It may be calendar year 2021, but for carmakers, it’s model year 2022 — and for Nissan, that means the Pathfinder is all-new. The name resonates with buyers: the original Pathfinder body-on-frame off-roader from 1985 rivaled the likes of the Toyota 4Runner, and the make has been a staple of Nissan dealerships ever since.
But Nissan has found it challenging to — excuse the wordplay — find a path for the Pathfinder since the ’80s. In the 1990s, Nissan converted the Pathfinder to a unibody architecture. In the 2000s, it went back to rugged and body-on-frame. In the 2010s, Nissan switched the Pathfinder back to a unibody crossover, this time without the Pathfinder’s distinctive C-pillar door handles.
Now in the 2020s, we’re in for yet another reinvention. But this time, it’s more about branding and semantics. Nissan kept the unibody architecture, but it’s framing the Pathfinder as a rugged SUV — perhaps a nod to American Nissan dealers pining for one. Nissan describes the Pathfinder as having four-wheel drive instead of all-wheel drive. Someone — possibly affiliated with Nissan — even altered the Pathfinder Wikipedia page to reassert its non-crossover status.

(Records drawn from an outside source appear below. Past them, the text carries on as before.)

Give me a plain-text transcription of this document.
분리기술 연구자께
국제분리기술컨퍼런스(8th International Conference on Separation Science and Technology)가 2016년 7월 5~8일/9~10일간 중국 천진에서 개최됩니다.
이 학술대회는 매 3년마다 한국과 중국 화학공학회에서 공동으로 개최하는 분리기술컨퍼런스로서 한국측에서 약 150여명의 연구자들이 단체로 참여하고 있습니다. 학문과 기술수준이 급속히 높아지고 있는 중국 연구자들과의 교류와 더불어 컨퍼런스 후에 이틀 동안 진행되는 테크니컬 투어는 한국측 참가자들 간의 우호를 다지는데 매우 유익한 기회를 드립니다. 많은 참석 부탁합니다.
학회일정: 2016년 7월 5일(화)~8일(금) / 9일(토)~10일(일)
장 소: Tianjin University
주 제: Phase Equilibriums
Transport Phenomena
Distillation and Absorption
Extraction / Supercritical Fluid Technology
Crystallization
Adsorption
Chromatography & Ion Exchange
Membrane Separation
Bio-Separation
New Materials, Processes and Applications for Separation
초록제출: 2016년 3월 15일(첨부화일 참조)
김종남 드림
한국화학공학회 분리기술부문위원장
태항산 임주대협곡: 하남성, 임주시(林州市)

Nissan let me sample the new Pathfinder with other media members for a day in Metro Detroit. I’m here to inform you that it is an emphatically acceptable vehicle and a perfectly good option…in a three-row crossover segment crowded with them.
What is the 2022 Nissan Pathfinder?

The Pathfinder is Nissan’s three-row midsize crossover. It slots between the smaller two-row Murano and the full-size Armada SUV.